Stuff I Don't Usually Talk About

Not Braggin'...Just Sayin'...


I'm sitting around here this morning waiting on a couple of things to happen regarding paperwork and the Internet and project stuff, and I keep glancing with one eyeball at FOX News' coverage of the hellish situation going on down in Haiti since the Earthquake.

I can't even begin to tell you how my heart goes out to the private citizens of that country, and the amount of anger I feel toward the corrupt, abusive government and government "officials" which in past and present administrations have taken advantage of and in the process neglected innocent men and women and children over the past 200 years the country has been free from the French.

The song lyrics from Janice Joplin comes to mind saying "Freedom's just another word for...Nuthin' left to lose" when it comes to thinking about Haiti.

And I have to ask where Jessi Jackson and Al Sharpton and all of our other demagogue "race war-lords" are when stuff like this happens outside of Watts or Harlem or anywhere USA and the leaders are BLACK taking advantage of other BLACKS?

The scenes of people digging through the rubble of crushed houses and apartments and hospitals and orphanages with their bare hands has brought back to me this week some uncomfortable memories of my time spent in the Philippines back in the late 1970's while that country was still under the rule of Ferdinand Marcos.

Like Haiti today, the Philippines was and is a country of vast social and economic stratification, with a very thin upper class and almost as thin middle class sitting over and around a giant group of people living in abject poverty--which when I was there meant living on less that $1000 per year.

They would offer to sell a young Midshipman in the US Navy EVERYTHING and ANYTHING for any minimal piece or part of the equivalent of $18,000 per year stipend we earned while wallowing around on a ship in Subic Bay on our summer orientation cruises.

Any way, it was Monsoon season while I was there stationed on the USS New Orleans LPH-11 Amphibious Assault Carrier (a boat load of "Squids" and "Jar Heads" and clunky helicopters) and it rained almost every day and some days it rained so much that the sides of the surrounding mountains would get so wet that they decided to slide over and cover the crude roadways carved out between the little towns and villages surrounding the Naval and Air Force Base.

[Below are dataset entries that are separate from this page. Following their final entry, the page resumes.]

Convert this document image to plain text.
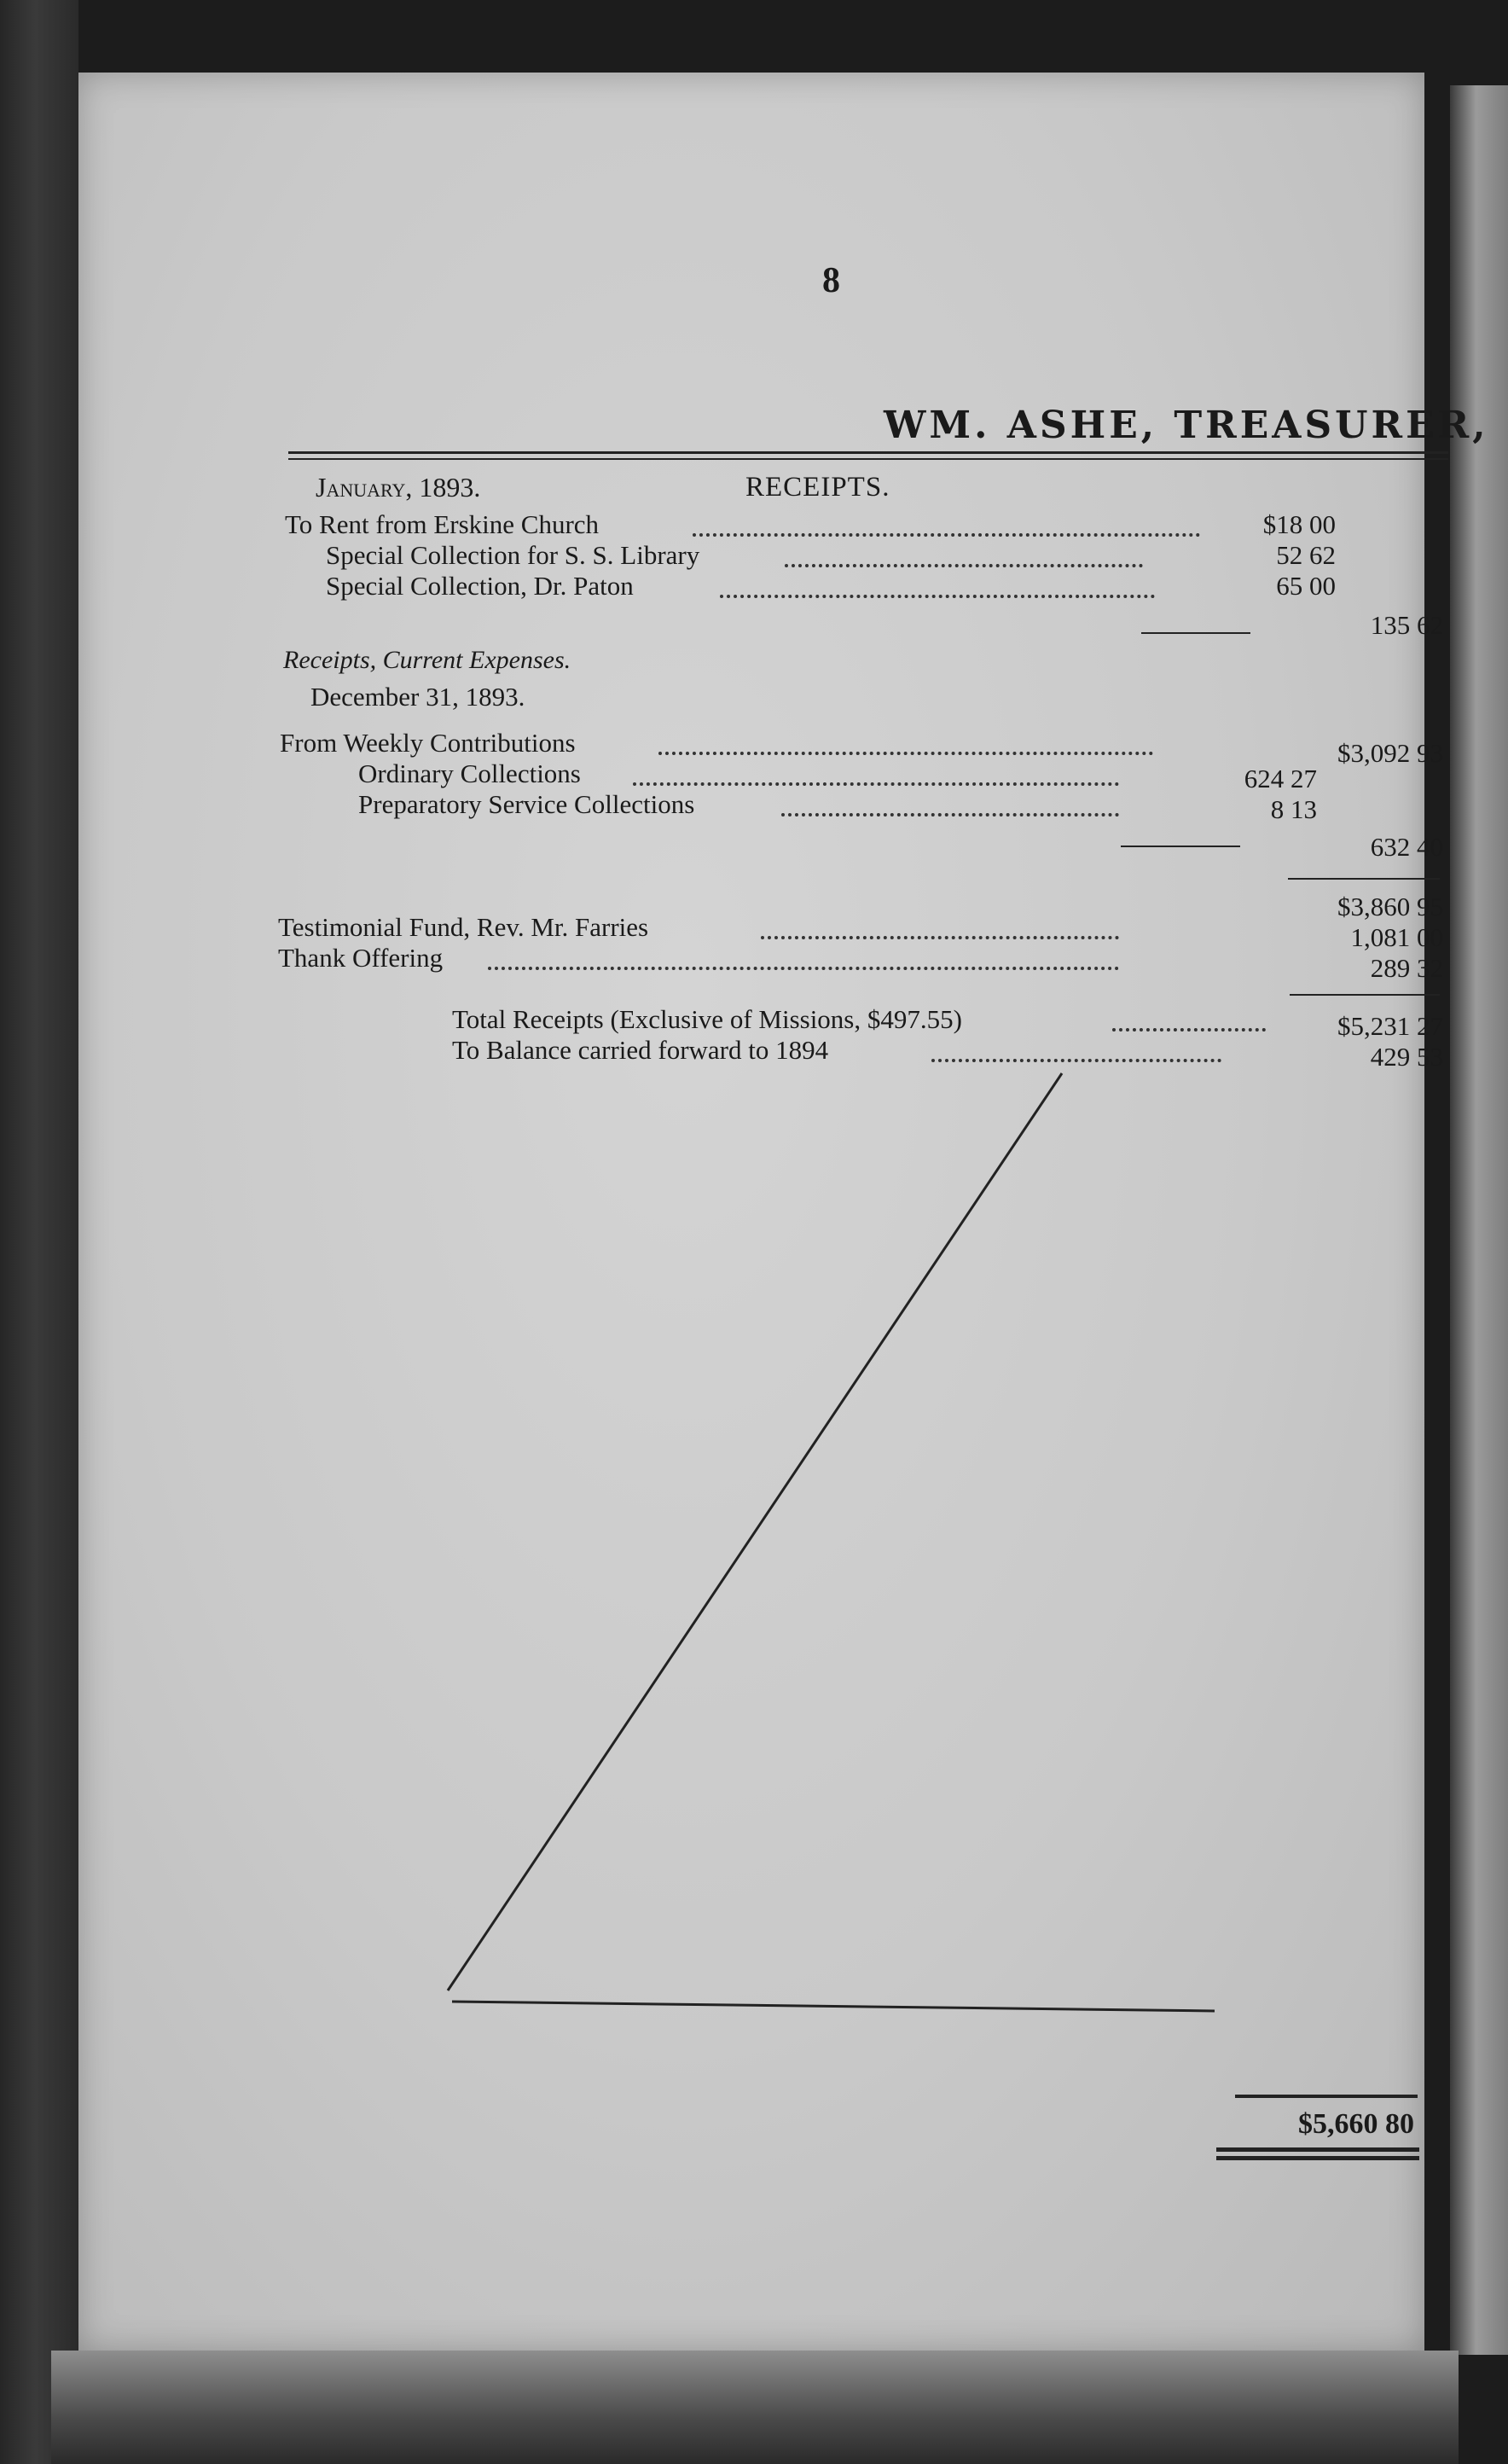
8
WM. ASHE, TREASURER,
January, 1893.	RECEIPTS.
To Rent from Erskine Church	$18 00
Special Collection for S. S. Library	52 62
Special Collection, Dr. Paton	65 00
135 62
Receipts, Current Expenses.
December 31, 1893.
From Weekly Contributions	$3,092 93
Ordinary Collections	624 27
Preparatory Service Collections	8 13
632 40
$3,860 95
Testimonial Fund, Rev. Mr. Farries	1,081 00
Thank Offering	289 32
Total Receipts (Exclusive of Missions, $497.55)	$5,231 27
To Balance carried forward to 1894	429 53
$5,660 80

They had this one big rain and mud slide and word came out for volunteers to go help look for survivors and dig people and some cars and a bus and other stuff out of the debris.

I went.

I lasted a half day.

After hitting a dead woman in the head with a shovel before excavating the rest of her body and finding a purple colored cold wet tattered kid--striking him in the arm and making a cut that didn't bleed--I had to leave the recovery effort along with several other young 19 year old men because it was obvious there were no survivors and the more experienced guys were tired of watching us suffer in an operation which was beyond our capacity to process mentally and emotionally.

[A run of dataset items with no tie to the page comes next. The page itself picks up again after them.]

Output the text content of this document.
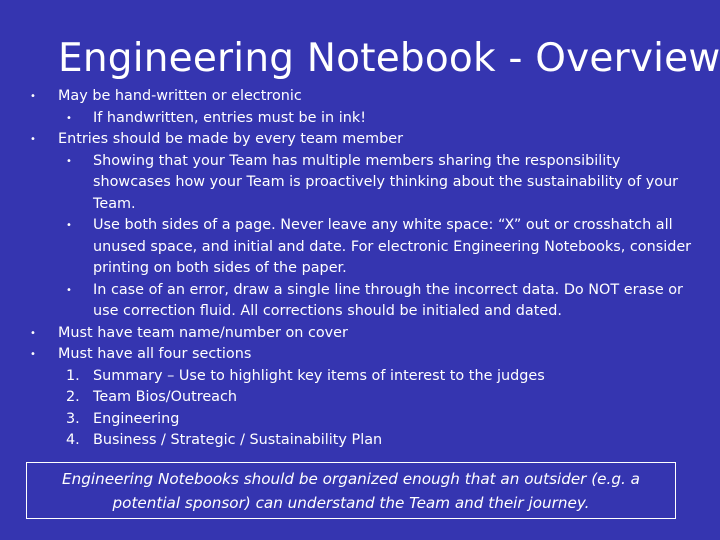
Engineering Notebook - Overview
• May be hand-written or electronic
• If handwritten, entries must be in ink!
• Entries should be made by every team member
• Showing that your Team has multiple members sharing the responsibility
showcases how your Team is proactively thinking about the sustainability of your
Team.
• Use both sides of a page. Never leave any white space: “X” out or crosshatch all
unused space, and initial and date. For electronic Engineering Notebooks, consider
printing on both sides of the paper.
• In case of an error, draw a single line through the incorrect data. Do NOT erase or
use correction fluid. All corrections should be initialed and dated.
• Must have team name/number on cover
• Must have all four sections
1. Summary – Use to highlight key items of interest to the judges
2. Team Bios/Outreach
3. Engineering
4. Business / Strategic / Sustainability Plan
Engineering Notebooks should be organized enough that an outsider (e.g. a
potential sponsor) can understand the Team and their journey.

They let me leave on the first truck out, and I hate to admit that I was actually glad to get out of that situation because I guess I was just not up to it all in the end.

In my considered Redneck opinion, it's real easy to sit around and watch TV and pontificate about how you would do things in any given situation, but I'm here to tell you that what's going on down there in Haiti right now would drive most average Americans mad, and I'm fairly certain that most of the idiots we've elected to our House and Senate would run screaming from the scene if they actually had to face the realities on the street there.

And still, look at the fundamental, critical, vital role that the US and the US Military is playing... and how utterly useless the United Nations is in this process, and then please consider reality rather than wish for "hope and change" the next time you go to the polling booth to vote in an election.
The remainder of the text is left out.